Case studies often lack academic rigor and are, as such, regarded as inferior to more rigorous methods where there are more specific guidelines for collecting and analyzing data. These criticisms stress that there is a need to be very explicit about the choices one makes and the need to justify them.

One reason why case studies are criticized may be that researchers disagree about the definition and the purpose of carrying out case studies. Case studies have been regarded as a design (Cook and Campbell 1979), as a qualitative methodology (Cassell and Symon 1994), as a particular data collection procedure (Andersen 1997), and as a research strategy (Yin 1989). Furthermore, the purpose for carrying out case studies is unclear. Some regard case studies as supplements to more rigorous qualitative studies to be carried out in the early stage of the research process; others claim that it can be used for multiple purposes and as a research strategy in its own right (Gummesson 1988; Yin 1989). Given this unclear status, researchers need to be very clear about their interpretation of the case study and the purpose of carrying out the study.

This article has taken Yin’s (1989) definition of the case study as a research strategy as a starting point and argued that the choice of the case study should be guided by the research question(s). In the illustrative study, I used a case study strategy because of a need to explore sensitive, ill-defined concepts in depth, over time, taking into account the context and history of the mergers and the existing knowledge about the phenomenon. However, the choice of a case study strategy extended rather than limited the number of decisions to be made. In Schramm’s (1971, cited in Yin 1989:22–23) words, “The essence of a case study, the central tendency among all types of case study, is that it tries to illuminate a decision or set of decisions, why they were taken, how they were implemented, and with what result.”

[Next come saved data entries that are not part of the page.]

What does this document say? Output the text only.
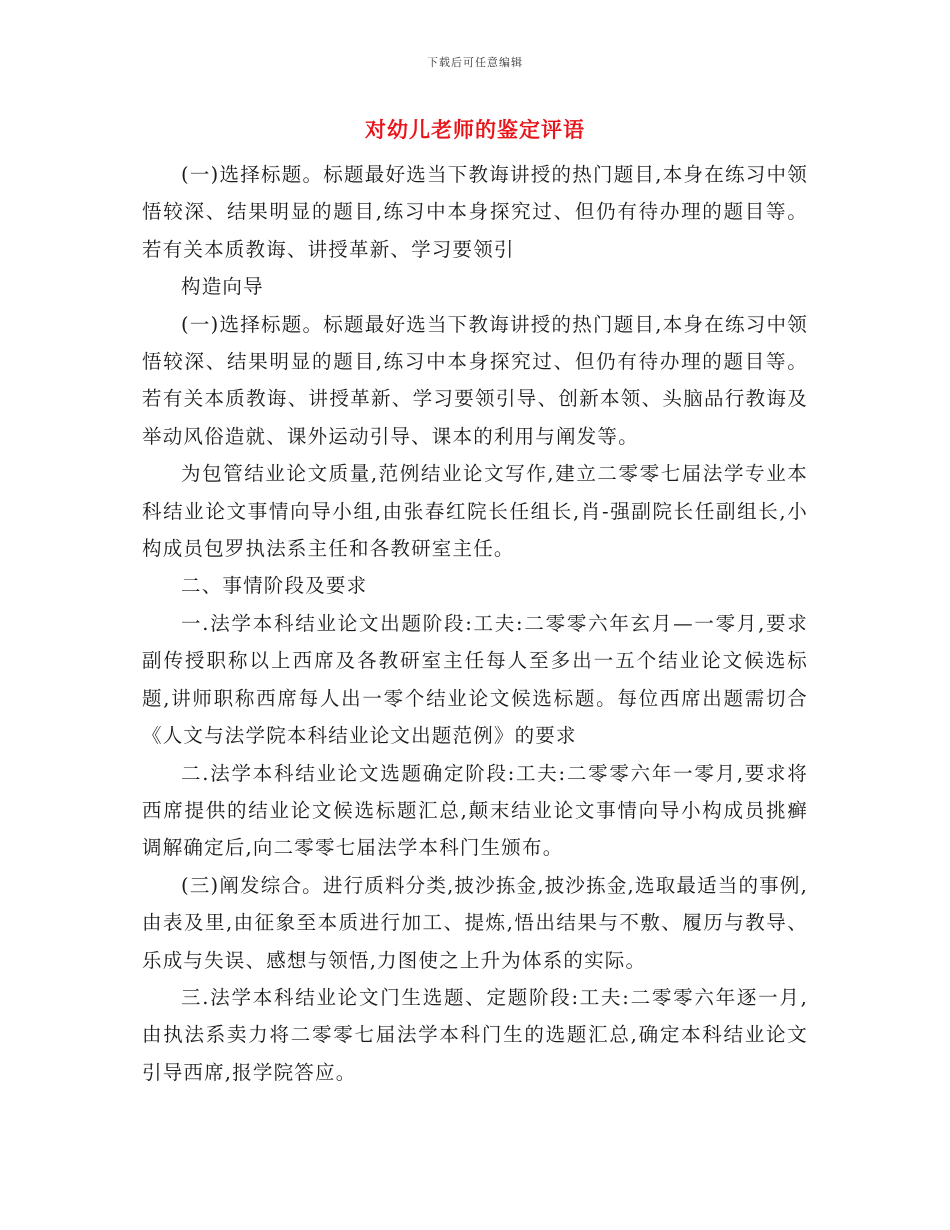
下载后可任意编辑
对幼儿老师的鉴定评语

(一)选择标题。标题最好选当下教诲讲授的热门题目,本身在练习中领悟较深、结果明显的题目,练习中本身探究过、但仍有待办理的题目等。若有关本质教诲、讲授革新、学习要领引

构造向导

(一)选择标题。标题最好选当下教诲讲授的热门题目,本身在练习中领悟较深、结果明显的题目,练习中本身探究过、但仍有待办理的题目等。若有关本质教诲、讲授革新、学习要领引导、创新本领、头脑品行教诲及举动风俗造就、课外运动引导、课本的利用与阐发等。

为包管结业论文质量,范例结业论文写作,建立二零零七届法学专业本科结业论文事情向导小组,由张春红院长任组长,肖-强副院长任副组长,小构成员包罗执法系主任和各教研室主任。

二、事情阶段及要求

一.法学本科结业论文出题阶段:工夫:二零零六年玄月—一零月,要求副传授职称以上西席及各教研室主任每人至多出一五个结业论文候选标题,讲师职称西席每人出一零个结业论文候选标题。每位西席出题需切合《人文与法学院本科结业论文出题范例》的要求

二.法学本科结业论文选题确定阶段:工夫:二零零六年一零月,要求将西席提供的结业论文候选标题汇总,颠末结业论文事情向导小构成员挑癣调解确定后,向二零零七届法学本科门生颁布。

(三)阐发综合。进行质料分类,披沙拣金,披沙拣金,选取最适当的事例,由表及里,由征象至本质进行加工、提炼,悟出结果与不敷、履历与教导、乐成与失误、感想与领悟,力图使之上升为体系的实际。

三.法学本科结业论文门生选题、定题阶段:工夫:二零零六年逐一月,由执法系卖力将二零零七届法学本科门生的选题汇总,确定本科结业论文引导西席,报学院答应。
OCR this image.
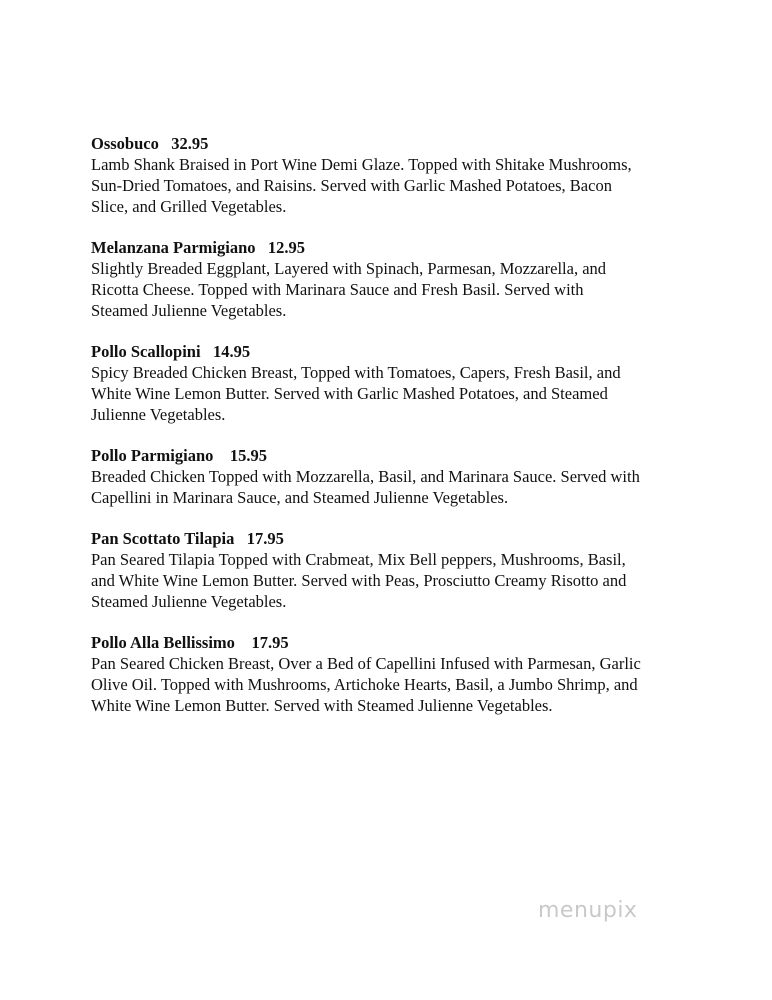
Ossobuco 32.95
Lamb Shank Braised in Port Wine Demi Glaze. Topped with Shitake Mushrooms,
Sun-Dried Tomatoes, and Raisins. Served with Garlic Mashed Potatoes, Bacon
Slice, and Grilled Vegetables.
Melanzana Parmigiano 12.95
Slightly Breaded Eggplant, Layered with Spinach, Parmesan, Mozzarella, and
Ricotta Cheese. Topped with Marinara Sauce and Fresh Basil. Served with
Steamed Julienne Vegetables.
Pollo Scallopini 14.95
Spicy Breaded Chicken Breast, Topped with Tomatoes, Capers, Fresh Basil, and
White Wine Lemon Butter. Served with Garlic Mashed Potatoes, and Steamed
Julienne Vegetables.
Pollo Parmigiano 15.95
Breaded Chicken Topped with Mozzarella, Basil, and Marinara Sauce. Served with
Capellini in Marinara Sauce, and Steamed Julienne Vegetables.
Pan Scottato Tilapia 17.95
Pan Seared Tilapia Topped with Crabmeat, Mix Bell peppers, Mushrooms, Basil,
and White Wine Lemon Butter. Served with Peas, Prosciutto Creamy Risotto and
Steamed Julienne Vegetables.
Pollo Alla Bellissimo 17.95
Pan Seared Chicken Breast, Over a Bed of Capellini Infused with Parmesan, Garlic
Olive Oil. Topped with Mushrooms, Artichoke Hearts, Basil, a Jumbo Shrimp, and
White Wine Lemon Butter. Served with Steamed Julienne Vegetables.
menupix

Hence, the purpose of this article has been to illustrate the wide range of decisions that need to be made in the context of a particular case study and to discuss the methodological considerations linked to these decisions. I argue that there is a particular need in case studies to be explicit about the methodological choices one makes and that these choices can be best illustrated through a case study of the case study strategy.

As in all case studies, however, there are limitations to the generalizability of using one particular case study for illustrative purposes. As such, the strength of linking the methodological considerations to a specific context and phenomenon also becomes a weakness. However, I would argue that the questions raised in this article are applicable to many case studies, but that the answers are very likely to vary. The design choices are shown in Table 4 . Hence, researchers choosing a longitudinal, comparative case study need to address the same set of questions with regard to design, data collection procedures, and analysis, but they are likely to come up with other conclusions, given their different research questions.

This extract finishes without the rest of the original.